SOKO München: Neue Fälle, alte Helden – Warum die Kult-Krimiserie nach über 45 Staffeln immer noch abgeht
Es ist Sonntagabend, die Wohnzimmerlampen sind gedimmt, und auf dem Bildschirm flimmert der Vorspann mit dem ikonischen Titelsong. Für viele von uns in Bayern und ganz Deutschland gehört das einfach dazu wie eine gute Brezn zur Mass. Die Rede ist natürlich von der SOKO München – früher bekannt als „SOKO 5113“. Während die einen die ganz alten Fälle aus den 80ern im Hinterkopf haben, fiebern die anderen schon den brandneuen Ermittlungen entgegen. Ich hab mir mal angeschaut, wo die Reise für die Münchner Spezialeinheit gerade hingeht.
Neue Staffeln, alte Gewissheit: Mord in Bayern
Wer jetzt denkt, nach über 45 Staffeln sei die Luft raus, der kennt das Erfolgsrezept nicht. Die SOKO München/Staffel 45 und die bereits in den Startlöchern stehende SOKO München/Staffel 46 beweisen: Die Macher verstehen ihr Handwerk. Es sind nicht immer die spektakulärsten Verbrechen, die aufgeklärt werden müssen. Oft sind es die stillen Abgründe in der bayerischen Provinz oder der Grossstadt, die das Team um sich herum auf den Plan rufen. Genau das macht den Charme aus. Während SOKO München/Staffel 4 damals noch komplett analog ermittelte, steckt heute viel Technik dahinter – aber das Bauchgefühl der Kommissare ist immer noch die schärfste Waffe.

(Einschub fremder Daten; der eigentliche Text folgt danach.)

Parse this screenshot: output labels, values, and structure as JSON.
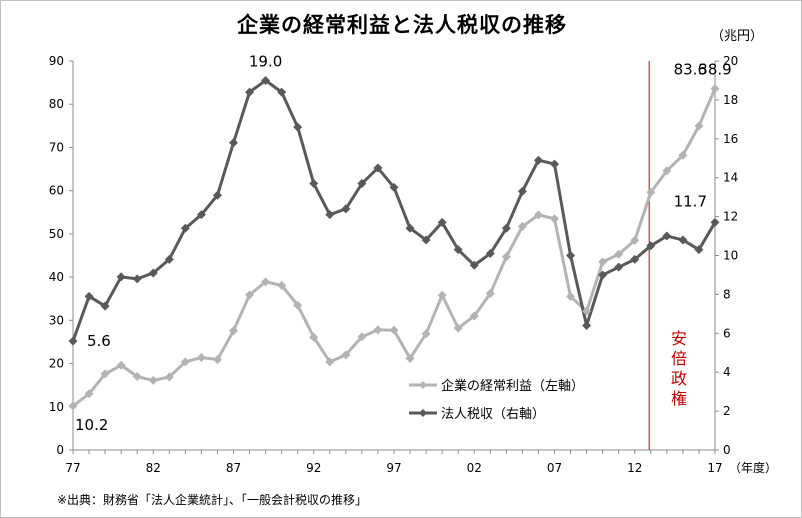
{
  "chart_data": {
    "type": "line",
    "title": "企業の経常利益と法人税収の推移",
    "unit_label": "（兆円）",
    "xlabel": "（年度）",
    "x_years": [
      1977,
      1978,
      1979,
      1980,
      1981,
      1982,
      1983,
      1984,
      1985,
      1986,
      1987,
      1988,
      1989,
      1990,
      1991,
      1992,
      1993,
      1994,
      1995,
      1996,
      1997,
      1998,
      1999,
      2000,
      2001,
      2002,
      2003,
      2004,
      2005,
      2006,
      2007,
      2008,
      2009,
      2010,
      2011,
      2012,
      2013,
      2014,
      2015,
      2016,
      2017
    ],
    "x_tick_labels": [
      {
        "year": 1977,
        "label": "77"
      },
      {
        "year": 1982,
        "label": "82"
      },
      {
        "year": 1987,
        "label": "87"
      },
      {
        "year": 1992,
        "label": "92"
      },
      {
        "year": 1997,
        "label": "97"
      },
      {
        "year": 2002,
        "label": "02"
      },
      {
        "year": 2007,
        "label": "07"
      },
      {
        "year": 2012,
        "label": "12"
      },
      {
        "year": 2017,
        "label": "17"
      }
    ],
    "y_left": {
      "min": 0,
      "max": 90,
      "ticks": [
        "0",
        "10",
        "20",
        "30",
        "40",
        "50",
        "60",
        "70",
        "80",
        "90"
      ]
    },
    "y_right": {
      "min": 0,
      "max": 20,
      "ticks": [
        "0",
        "2",
        "4",
        "6",
        "8",
        "10",
        "12",
        "14",
        "16",
        "18",
        "20"
      ]
    },
    "series": [
      {
        "name": "企業の経常利益（左軸）",
        "axis": "left",
        "color": "#b3b3b3",
        "values": [
          10.2,
          13.0,
          17.6,
          19.6,
          17.0,
          16.1,
          16.9,
          20.4,
          21.4,
          20.9,
          27.6,
          35.9,
          38.9,
          38.1,
          33.5,
          26.1,
          20.4,
          22.0,
          26.2,
          27.8,
          27.7,
          21.2,
          26.9,
          35.8,
          28.2,
          31.0,
          36.2,
          44.7,
          51.7,
          54.4,
          53.5,
          35.5,
          32.1,
          43.5,
          45.3,
          48.5,
          59.6,
          64.6,
          68.2,
          75.0,
          83.6
        ]
      },
      {
        "name": "法人税収（右軸）",
        "axis": "right",
        "color": "#595959",
        "values": [
          5.6,
          7.9,
          7.4,
          8.9,
          8.8,
          9.1,
          9.8,
          11.4,
          12.1,
          13.1,
          15.8,
          18.4,
          19.0,
          18.4,
          16.6,
          13.7,
          12.1,
          12.4,
          13.7,
          14.5,
          13.5,
          11.4,
          10.8,
          11.7,
          10.3,
          9.5,
          10.1,
          11.4,
          13.3,
          14.9,
          14.7,
          10.0,
          6.4,
          9.0,
          9.4,
          9.8,
          10.5,
          11.0,
          10.8,
          10.3,
          11.7
        ]
      }
    ],
    "annotations": {
      "profit_max": "38.9",
      "profit_start": "10.2",
      "profit_end": "83.6",
      "tax_max": "19.0",
      "tax_start": "5.6",
      "tax_end": "11.7",
      "abe_marker_year": 2012.9,
      "abe_label": "安倍政権",
      "abe_color": "#c00000"
    },
    "grid": false,
    "legend_position": "lower-right-center"
  },
  "source_note": "※出典：財務省「法人企業統計」、「一般会計税収の推移」"
}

Wiederholungen im TV: Die ganz alten Schinken und die letzten Fälle
Interessant ist der Mix im Programm. Es ist nämlich nicht so, dass nur das Neueste gezeigt wird. Die Zuschauer sind treu und wollen auch die Klassiker sehen. Aktuell läuft zum Beispiel bei den Öffentlich-Rechtlichen die Wiederholung einer Episode, die viele vielleicht noch nicht kennen: Es geht um die SOKO München/Staffel 44, genauer gesagt um Episode 22. Wer die verpasst hat oder sie sich nochmal in Ruhe ansehen will, hat dafür verschiedene Möglichkeiten. Die öffentlich-rechtlichen Sender verstehen es eben, ihre Schätze zu heben. Und wenn ich mir das Programm so ansehe, dann ist es eine kluge Entscheidung. Zwischen den hochmodernen Fällen der SOKO München/Staffel 35, die schon fast retro wirkt, und den aktuellen Bildern in 4K-Auflösung spannt sich ein schöner Bogen.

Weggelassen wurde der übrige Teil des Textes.